DeeplabV3+中,加强特征提取网络可以分为两部分:
Encoder中,我们会对压缩四次的初步有效特征层利用并行的Atrous Convolution,分别用不同rateAtrous Convolution进行特征提取,再进行合并,再进行1x1卷积压缩特征。

Decoder中,我们会对压缩两次的初步有效特征层利用1x1卷积调整通道数,再和空洞卷积后的有效特征层上采样的结果进行堆叠,在完成堆叠后,进行两次深度可分离卷积块。
 

在这里插入图片描述

这个时候,我们就获得了一个最终的有效特征层,它是整张图片的特征浓缩。

import torch
import torch.nn as nn
import torch.nn.functional as F
from nets.xception import xception
from nets.mobilenetv2 import mobilenetv2

class MobileNetV2(nn.Module):
    def __init__(self, downsample_factor=8, pretrained=True):
        super(MobileNetV2, self).__init__()
        from functools import partial
        
        model = mobilenetv2(pretrained)
        self.features = model.features[:-1]

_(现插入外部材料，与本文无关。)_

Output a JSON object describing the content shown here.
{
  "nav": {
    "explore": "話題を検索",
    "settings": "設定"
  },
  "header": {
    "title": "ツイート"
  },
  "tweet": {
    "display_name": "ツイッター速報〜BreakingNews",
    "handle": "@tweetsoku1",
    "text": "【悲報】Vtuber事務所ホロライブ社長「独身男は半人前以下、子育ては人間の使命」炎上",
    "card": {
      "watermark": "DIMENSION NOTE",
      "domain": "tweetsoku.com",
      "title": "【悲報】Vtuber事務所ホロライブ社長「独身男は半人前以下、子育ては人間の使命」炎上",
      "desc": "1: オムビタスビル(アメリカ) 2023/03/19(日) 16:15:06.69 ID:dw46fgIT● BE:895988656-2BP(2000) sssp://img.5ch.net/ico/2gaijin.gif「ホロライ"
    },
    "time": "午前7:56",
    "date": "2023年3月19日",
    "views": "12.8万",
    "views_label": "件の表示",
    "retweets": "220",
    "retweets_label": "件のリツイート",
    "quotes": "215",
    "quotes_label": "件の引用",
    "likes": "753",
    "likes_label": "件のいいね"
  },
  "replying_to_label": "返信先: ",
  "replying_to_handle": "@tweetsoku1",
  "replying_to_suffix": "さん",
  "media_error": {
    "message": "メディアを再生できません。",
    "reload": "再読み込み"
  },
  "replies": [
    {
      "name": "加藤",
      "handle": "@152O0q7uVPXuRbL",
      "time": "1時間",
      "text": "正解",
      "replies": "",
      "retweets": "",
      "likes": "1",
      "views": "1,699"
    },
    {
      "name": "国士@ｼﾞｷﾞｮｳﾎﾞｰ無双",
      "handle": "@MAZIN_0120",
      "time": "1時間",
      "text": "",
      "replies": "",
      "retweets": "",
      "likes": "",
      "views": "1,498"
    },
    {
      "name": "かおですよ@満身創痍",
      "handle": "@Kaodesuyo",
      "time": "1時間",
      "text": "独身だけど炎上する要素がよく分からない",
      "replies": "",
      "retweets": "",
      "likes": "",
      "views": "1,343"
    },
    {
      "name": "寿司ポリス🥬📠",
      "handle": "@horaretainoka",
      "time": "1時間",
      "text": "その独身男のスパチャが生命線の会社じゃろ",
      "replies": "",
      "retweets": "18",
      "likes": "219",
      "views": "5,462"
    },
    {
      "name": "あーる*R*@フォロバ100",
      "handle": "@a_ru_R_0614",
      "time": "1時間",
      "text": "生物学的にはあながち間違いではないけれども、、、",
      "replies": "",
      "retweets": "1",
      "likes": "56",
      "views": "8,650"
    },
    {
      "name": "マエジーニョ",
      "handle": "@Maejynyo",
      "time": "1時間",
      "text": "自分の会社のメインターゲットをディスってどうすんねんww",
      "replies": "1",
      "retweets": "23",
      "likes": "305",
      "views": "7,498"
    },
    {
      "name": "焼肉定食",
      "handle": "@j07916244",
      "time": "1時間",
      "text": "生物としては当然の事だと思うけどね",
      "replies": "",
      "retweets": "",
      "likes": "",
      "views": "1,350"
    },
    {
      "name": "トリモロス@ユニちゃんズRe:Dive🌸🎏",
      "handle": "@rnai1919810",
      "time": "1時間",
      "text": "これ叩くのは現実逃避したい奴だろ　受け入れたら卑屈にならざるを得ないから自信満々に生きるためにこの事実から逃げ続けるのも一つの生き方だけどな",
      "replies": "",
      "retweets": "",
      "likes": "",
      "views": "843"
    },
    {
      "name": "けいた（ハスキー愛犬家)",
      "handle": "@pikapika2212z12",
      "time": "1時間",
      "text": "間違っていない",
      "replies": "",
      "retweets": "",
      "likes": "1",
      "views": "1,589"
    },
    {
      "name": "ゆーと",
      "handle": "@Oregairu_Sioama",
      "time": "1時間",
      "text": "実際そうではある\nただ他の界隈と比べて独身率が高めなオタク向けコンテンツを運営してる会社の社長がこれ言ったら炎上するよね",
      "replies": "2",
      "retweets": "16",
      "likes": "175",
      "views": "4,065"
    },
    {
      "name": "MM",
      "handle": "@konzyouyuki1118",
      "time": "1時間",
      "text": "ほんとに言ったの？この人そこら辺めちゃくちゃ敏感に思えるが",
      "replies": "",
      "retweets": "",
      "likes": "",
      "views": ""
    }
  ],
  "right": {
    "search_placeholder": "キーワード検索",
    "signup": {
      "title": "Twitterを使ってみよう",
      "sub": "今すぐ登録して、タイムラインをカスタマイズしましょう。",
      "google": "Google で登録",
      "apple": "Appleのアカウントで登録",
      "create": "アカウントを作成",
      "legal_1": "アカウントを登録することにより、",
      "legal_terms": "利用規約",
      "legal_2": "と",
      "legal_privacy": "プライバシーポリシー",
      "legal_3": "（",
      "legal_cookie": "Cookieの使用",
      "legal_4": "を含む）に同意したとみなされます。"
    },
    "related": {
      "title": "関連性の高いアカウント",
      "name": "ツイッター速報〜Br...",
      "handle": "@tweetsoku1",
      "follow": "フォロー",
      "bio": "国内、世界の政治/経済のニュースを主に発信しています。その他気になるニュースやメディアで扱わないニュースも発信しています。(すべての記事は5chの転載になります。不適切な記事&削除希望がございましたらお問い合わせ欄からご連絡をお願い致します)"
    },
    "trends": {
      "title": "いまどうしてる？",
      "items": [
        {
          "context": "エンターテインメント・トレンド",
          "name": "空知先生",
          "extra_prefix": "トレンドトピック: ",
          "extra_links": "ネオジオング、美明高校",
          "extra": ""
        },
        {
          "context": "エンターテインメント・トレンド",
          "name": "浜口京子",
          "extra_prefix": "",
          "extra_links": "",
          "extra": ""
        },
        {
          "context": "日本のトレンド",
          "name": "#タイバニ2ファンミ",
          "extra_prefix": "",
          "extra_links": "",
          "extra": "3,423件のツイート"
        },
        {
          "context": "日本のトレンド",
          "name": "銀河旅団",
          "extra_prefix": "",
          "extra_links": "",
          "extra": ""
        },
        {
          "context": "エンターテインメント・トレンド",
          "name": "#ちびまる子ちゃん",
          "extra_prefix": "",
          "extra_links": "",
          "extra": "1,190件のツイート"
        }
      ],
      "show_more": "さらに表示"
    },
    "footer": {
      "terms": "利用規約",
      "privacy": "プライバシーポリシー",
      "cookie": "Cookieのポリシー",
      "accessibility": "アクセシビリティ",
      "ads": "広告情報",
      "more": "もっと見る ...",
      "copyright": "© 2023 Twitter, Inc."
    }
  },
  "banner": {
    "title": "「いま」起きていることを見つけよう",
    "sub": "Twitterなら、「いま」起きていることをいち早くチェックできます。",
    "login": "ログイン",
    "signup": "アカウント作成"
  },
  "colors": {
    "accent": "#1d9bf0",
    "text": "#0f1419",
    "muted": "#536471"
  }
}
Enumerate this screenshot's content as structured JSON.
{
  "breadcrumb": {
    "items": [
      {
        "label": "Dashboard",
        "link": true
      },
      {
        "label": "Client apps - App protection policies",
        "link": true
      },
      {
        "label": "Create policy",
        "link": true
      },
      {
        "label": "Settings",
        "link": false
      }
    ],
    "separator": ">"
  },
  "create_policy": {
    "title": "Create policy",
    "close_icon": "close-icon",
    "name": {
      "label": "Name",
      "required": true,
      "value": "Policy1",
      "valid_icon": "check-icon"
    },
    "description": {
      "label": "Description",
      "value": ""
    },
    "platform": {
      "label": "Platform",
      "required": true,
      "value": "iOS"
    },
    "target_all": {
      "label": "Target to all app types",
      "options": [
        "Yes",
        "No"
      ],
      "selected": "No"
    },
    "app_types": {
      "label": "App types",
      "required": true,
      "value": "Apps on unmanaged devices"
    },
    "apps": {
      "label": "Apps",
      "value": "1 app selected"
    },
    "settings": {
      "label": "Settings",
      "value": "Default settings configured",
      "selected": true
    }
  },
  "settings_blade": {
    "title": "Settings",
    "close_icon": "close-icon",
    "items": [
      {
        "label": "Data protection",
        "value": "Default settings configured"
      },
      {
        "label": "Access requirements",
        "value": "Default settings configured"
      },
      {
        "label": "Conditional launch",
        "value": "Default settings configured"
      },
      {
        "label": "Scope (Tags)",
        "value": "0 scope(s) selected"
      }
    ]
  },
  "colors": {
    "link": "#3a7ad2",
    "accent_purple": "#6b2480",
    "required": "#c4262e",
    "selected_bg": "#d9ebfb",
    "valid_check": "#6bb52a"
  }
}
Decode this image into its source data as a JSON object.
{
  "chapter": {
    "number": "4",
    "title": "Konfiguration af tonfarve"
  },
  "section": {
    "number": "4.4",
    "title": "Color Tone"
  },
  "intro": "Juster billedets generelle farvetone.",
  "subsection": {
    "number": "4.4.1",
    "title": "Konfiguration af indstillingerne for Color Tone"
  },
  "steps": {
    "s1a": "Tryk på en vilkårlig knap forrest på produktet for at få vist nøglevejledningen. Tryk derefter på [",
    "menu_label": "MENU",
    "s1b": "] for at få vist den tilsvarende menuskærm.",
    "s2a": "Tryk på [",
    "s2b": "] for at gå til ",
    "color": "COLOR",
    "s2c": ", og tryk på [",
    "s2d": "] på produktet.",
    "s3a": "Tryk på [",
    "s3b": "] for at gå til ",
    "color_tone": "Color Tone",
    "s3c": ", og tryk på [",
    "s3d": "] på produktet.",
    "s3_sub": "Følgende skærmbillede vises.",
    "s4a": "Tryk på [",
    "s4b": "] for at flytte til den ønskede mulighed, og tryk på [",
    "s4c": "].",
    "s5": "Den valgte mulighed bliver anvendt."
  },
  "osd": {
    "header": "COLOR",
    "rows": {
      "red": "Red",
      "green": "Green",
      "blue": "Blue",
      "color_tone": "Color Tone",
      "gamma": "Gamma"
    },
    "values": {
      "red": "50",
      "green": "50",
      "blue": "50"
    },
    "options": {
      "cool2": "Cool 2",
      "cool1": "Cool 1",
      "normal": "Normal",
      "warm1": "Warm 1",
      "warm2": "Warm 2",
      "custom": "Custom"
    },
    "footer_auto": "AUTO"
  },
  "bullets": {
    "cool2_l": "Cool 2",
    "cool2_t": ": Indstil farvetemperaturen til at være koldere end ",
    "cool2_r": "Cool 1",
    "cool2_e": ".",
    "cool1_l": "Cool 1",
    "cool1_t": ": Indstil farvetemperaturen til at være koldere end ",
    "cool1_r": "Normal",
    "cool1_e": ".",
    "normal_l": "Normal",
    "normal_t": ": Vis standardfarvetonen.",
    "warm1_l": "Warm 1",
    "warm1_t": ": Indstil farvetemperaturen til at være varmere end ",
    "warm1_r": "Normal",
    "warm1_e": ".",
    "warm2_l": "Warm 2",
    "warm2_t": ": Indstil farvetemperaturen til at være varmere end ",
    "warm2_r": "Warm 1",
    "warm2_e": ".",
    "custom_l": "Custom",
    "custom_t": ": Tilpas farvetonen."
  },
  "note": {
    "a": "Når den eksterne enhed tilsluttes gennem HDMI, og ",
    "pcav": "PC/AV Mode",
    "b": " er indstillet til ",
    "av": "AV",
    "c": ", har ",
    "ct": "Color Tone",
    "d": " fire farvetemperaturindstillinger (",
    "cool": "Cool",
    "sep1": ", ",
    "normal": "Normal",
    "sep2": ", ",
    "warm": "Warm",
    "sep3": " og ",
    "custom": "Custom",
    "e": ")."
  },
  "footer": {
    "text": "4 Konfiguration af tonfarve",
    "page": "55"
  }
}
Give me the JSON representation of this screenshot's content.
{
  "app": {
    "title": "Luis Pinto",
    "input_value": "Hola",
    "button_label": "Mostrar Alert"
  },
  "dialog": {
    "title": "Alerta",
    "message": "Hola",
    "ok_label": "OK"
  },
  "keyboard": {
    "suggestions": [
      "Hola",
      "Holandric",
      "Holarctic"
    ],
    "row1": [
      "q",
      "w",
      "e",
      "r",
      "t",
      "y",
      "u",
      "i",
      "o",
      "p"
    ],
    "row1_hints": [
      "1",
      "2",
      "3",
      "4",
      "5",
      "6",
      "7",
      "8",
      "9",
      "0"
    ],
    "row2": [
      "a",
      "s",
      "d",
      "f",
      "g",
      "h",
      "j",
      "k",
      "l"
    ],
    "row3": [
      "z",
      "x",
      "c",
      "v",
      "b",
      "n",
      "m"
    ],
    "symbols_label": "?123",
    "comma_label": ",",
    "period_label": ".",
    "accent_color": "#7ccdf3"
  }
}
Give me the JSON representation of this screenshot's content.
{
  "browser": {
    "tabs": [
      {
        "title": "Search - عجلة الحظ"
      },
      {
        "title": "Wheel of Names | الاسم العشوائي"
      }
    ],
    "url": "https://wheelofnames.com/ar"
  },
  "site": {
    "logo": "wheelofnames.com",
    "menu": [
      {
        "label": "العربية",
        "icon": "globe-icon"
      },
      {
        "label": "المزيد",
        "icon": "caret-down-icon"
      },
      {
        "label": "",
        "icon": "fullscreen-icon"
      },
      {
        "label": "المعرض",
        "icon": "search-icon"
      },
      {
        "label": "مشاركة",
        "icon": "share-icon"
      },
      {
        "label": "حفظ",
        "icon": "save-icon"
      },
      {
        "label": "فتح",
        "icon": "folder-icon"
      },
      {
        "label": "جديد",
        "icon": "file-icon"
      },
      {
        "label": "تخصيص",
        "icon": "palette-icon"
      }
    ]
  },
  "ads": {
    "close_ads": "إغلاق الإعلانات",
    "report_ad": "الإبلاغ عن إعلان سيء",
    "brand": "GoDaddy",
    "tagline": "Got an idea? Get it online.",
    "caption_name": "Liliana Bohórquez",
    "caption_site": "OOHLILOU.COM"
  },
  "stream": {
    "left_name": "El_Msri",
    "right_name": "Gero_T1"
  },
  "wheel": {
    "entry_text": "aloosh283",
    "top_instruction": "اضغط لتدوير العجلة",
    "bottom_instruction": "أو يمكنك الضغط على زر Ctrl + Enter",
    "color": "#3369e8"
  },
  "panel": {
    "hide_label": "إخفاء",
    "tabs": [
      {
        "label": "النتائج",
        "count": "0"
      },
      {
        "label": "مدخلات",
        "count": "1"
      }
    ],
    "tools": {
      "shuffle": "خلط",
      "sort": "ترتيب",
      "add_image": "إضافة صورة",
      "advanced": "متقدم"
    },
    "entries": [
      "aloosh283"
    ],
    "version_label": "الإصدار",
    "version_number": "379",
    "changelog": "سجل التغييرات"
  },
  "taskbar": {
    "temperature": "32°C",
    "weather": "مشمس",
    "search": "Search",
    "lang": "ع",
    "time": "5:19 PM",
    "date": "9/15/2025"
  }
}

        self.total_idx = len(self.features)
        self.down_idx = [2, 4, 7, 14]

        if downsample_factor == 8:
            for i in range(self.down_idx[-2], self.down_idx[-1]):
                self.features[i].apply(
                    partial(self._nostride_dilate, dilate=2)
                )
            for i in range(self.down_idx[-1], self.total_idx):
                self.features[i].apply(
                    partial(self._nostride_dilate, dilate=4)
                )
        elif downsample_factor == 16:
            for i in range(self.down_idx[-1], self.total_idx):
                self.features[i].apply(
                    partial(self._nostride_dilate, dilate=2)
                )
        
    def _nostride_dilate(self, m, dilate):
        classname = m.__class__.__name__
        if classname.find('Conv') != -1:
            if m.stride == (2, 2):
                m.stride = (1, 1)
                if m.kernel_size == (3, 3):
                    m.dilation = (dilate//2, dilate//2)
                    m.padding = (dilate//2, dilate//2)
            else:
                if m.kernel_size == (3, 3):
                    m.dilation = (dilate, dilate)
                    m.padding = (dilate, dilate)

    def forward(self, x):
        low_level_features = self.features[:4](x)
        x = self.features[4:](low_level_features)
        return low_level_features, x 


#-----------------------------------------#
#   ASPP特征提取模块
#   利用不同膨胀率的膨胀卷积进行特征提取
#-----------------------------------------#
class ASPP(nn.Module):
	def __init__(self, dim_in, dim_out, rate=1, bn_mom=0.1):
		super(ASPP, self).__init__()
		self.branch1 = nn.Sequential(
				nn.Conv2d(dim_in, dim_out, 1, 1, padding=0, dilation=rate,bias=True),
				nn.BatchNorm2d(dim_out, momentum=bn_mom),
				nn.ReLU(inplace=True),
		)
		self.branch2 = nn.Sequential(
				nn.Conv2d(dim_in, dim_out, 3, 1, padding=6*rate, dilation=6*rate, bias=True),
				nn.BatchNorm2d(dim_out, momentum=bn_mom),
				nn.ReLU(inplace=True),	
		)
		self.branch3 = nn.Sequential(
				nn.Conv2d(dim_in, dim_out, 3, 1, padding=12*rate, dilation=12*rate, bias=True),
				nn.BatchNorm2d(dim_out, momentum=bn_mom),
				nn.ReLU(inplace=True),	
		)
		self.branch4 = nn.Sequential(
				nn.Conv2d(dim_in, dim_out, 3, 1, padding=18*rate, dilation=18*rate, bias=True),
				nn.BatchNorm2d(dim_out, momentum=bn_mom),
				nn.ReLU(inplace=True),	
		)
		self.branch5_conv = nn.Conv2d(dim_in, dim_out, 1, 1, 0,bias=True)
		self.branch5_bn = nn.BatchNorm2d(dim_out, momentum=bn_mom)
		self.branch5_relu = nn.ReLU(inplace=True)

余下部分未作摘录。